Even though the file/etc/passwd is supposed to store encrypted passwords too (which it used to do in old days), but this file is readable by everyone. So, now for security reasons, the encrypted password is stored as "x" in this file, and the real encrypted password is stored in /etc/shadow file which is readable by super user (su) only. So, even encrypted password is not visible to any one else besides su.

On successful matching of username/password, the login program begins a session for the user by setting environment variables and starting the user's shell, based on /etc/passwd.

/etc/password file contains one line for each user of the system. That line specifies, among other things, the login name, home directory, and program to start up when that user logs in. There are seven entries on each line separated by colon. Exact syntax of this file explained here: https://www.cyberciti.biz/faq/understanding-etcpasswd-file-format/

The last bit of information (the program to start up) is stored after the last colon of each line. If nothing follows the last colon, the standard shell /usr/bin/sh is assumed by default. The following lines show typical lines from my /etc/passwd file

  • root:x:0:0:root:/root:/bin/bash => thi is when we type "root" at login prompt, login shell started is bash for root user
  • gdm:x:42:42::/var/lib/gdm:/sbin/nologin => in RHEL, every process runs under a particular user. Users corresponding to certain processess dont have the need to login. So, they have been assigned with a nologin shell. 
  • ashish:x:1000:1000:ashish:/home/ashish:/bin/bash => this is the line used when user "ashish" logs in. After password match, bash shell is started. NOTE: we don't have to start a shell. We could run any program, i.e :/home/my_test.tcl is an equally valid program that can be mentioned here, and login pgm will start that pgm instead of a shell.

The blinking cursor that appears when typing password in CLI is the login program running. No shell has been started yet.


7. login: The login program displays the contents of /etc/motd (message of the day) after a successful login, and then it executes the pgm mentioned in /etc/passwd, which is usually a shell pgm. This is called a login shell. This login shells may be one of many shells supported, and is the entry in /etc/passwd file as indicated above. The default shell on most linux distro is bash. Once the user's login shell is started, it will typically run a runtime configuration file, such as .bashrc or .cshrc, before presenting a prompt to the user. For bash shell, /etc/profile; is executed. in addition, it executes .profile in the user's home directory. For csh, .login is executed. However, if the login was done graphically via dm, then different set of runtime configuration files are called to call the graphical windows i/f. However, on other virtual terminals (accessible by pressing ctrl+alt+F2 or ctrl+alt+F3 or so on), we still see the text login shell after entering username and password.


8. xinit:  For grahical windows i/f, login pgm calls some other configuration files after successful login.These runtime configuration file will call startx or xinit.
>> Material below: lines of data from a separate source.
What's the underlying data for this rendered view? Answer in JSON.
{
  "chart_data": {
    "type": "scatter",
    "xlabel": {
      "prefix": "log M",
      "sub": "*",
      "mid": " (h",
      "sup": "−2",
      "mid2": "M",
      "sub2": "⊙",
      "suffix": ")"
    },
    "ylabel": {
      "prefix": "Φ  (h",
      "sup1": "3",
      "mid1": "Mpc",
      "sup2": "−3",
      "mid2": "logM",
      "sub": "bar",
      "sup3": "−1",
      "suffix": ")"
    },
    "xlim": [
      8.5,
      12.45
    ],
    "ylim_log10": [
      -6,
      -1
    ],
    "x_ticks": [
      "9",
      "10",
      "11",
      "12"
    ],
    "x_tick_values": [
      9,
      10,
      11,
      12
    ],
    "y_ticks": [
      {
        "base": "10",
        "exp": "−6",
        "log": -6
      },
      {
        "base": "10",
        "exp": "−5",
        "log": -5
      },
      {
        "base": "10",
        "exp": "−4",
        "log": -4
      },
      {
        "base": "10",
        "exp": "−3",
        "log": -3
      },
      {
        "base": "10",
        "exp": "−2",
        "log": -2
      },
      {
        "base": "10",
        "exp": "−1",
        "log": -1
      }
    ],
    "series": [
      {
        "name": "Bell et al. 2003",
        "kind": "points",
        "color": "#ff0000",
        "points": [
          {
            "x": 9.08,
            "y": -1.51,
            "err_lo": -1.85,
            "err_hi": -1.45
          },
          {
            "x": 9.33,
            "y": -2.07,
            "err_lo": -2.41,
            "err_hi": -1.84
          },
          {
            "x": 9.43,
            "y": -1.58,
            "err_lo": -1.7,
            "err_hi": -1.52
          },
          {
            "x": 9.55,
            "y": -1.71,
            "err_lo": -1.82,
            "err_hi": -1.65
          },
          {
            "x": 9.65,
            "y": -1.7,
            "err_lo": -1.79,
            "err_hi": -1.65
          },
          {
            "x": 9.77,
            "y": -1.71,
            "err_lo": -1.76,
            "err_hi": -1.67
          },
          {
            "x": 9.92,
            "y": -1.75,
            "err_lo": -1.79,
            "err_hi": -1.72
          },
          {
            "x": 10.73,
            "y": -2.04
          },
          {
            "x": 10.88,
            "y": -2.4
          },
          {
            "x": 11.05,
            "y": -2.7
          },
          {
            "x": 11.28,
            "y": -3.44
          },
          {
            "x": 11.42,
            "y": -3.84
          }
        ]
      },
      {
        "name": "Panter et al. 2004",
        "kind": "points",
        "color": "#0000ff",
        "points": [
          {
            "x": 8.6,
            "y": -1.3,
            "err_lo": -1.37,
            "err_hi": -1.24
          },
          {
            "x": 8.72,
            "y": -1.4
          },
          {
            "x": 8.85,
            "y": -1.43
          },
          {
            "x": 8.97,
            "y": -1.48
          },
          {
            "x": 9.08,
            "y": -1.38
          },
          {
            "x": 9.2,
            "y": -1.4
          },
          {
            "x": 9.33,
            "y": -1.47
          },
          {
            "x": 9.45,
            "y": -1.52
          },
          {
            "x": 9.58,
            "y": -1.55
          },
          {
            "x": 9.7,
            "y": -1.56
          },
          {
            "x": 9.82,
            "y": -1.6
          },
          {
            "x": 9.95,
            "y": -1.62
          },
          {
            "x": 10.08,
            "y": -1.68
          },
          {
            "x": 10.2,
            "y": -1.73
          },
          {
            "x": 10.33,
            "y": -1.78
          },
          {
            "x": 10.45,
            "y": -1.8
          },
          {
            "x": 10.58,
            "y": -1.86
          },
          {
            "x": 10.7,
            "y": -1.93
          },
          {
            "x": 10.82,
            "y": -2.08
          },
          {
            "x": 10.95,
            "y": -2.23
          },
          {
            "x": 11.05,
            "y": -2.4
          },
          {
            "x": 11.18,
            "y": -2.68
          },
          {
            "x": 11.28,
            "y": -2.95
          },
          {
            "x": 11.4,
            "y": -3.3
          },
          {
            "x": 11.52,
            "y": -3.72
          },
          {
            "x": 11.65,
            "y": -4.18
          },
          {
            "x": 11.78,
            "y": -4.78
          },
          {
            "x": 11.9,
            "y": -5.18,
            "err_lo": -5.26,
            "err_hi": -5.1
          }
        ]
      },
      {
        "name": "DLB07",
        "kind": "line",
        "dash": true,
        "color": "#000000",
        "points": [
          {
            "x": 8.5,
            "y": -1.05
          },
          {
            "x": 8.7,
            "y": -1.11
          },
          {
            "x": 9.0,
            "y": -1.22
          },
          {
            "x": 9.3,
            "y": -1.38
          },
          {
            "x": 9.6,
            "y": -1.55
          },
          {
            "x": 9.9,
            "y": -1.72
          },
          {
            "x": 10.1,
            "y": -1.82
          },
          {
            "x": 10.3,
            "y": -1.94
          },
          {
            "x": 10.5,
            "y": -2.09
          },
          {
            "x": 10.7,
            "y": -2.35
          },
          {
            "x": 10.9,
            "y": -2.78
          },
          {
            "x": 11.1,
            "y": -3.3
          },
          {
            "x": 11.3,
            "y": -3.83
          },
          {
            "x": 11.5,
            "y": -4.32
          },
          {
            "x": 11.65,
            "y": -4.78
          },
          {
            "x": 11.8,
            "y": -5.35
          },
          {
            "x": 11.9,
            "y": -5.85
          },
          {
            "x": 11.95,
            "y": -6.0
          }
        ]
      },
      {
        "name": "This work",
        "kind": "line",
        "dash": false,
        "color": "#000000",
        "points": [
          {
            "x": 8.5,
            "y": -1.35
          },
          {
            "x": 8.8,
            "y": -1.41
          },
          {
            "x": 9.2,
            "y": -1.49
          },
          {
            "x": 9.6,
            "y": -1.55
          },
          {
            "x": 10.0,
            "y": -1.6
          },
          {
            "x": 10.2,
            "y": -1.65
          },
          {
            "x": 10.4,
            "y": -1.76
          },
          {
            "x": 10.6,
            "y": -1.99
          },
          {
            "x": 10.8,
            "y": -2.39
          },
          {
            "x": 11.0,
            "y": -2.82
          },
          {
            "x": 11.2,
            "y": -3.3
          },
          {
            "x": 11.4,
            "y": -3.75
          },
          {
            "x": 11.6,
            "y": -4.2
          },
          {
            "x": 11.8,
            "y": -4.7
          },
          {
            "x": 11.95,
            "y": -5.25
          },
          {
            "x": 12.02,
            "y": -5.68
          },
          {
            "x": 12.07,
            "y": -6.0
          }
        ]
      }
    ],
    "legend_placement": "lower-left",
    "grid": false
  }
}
It runs the user's xinitrc runtime configuration file, which normally starts a window manager (wm). When the user is finished and exits the window manager, xinit, startx, the shell, and login will terminate in that order, returning to getty. NOTE: xinit may not be use any longer on linux distro that have switched to systemd (instesd of init).

startx: This cmd is a wrapper to xinit, and is implemented differently on diff OS variants. More details here: https://www.computerhope.com/unix/startx.htm. startx is a standalone cmd and is used to start the wm under full user control. This is not the cmd that is used by the OS to start wm, but whatever "xinit" script is being used by the OS achieves results similar to this.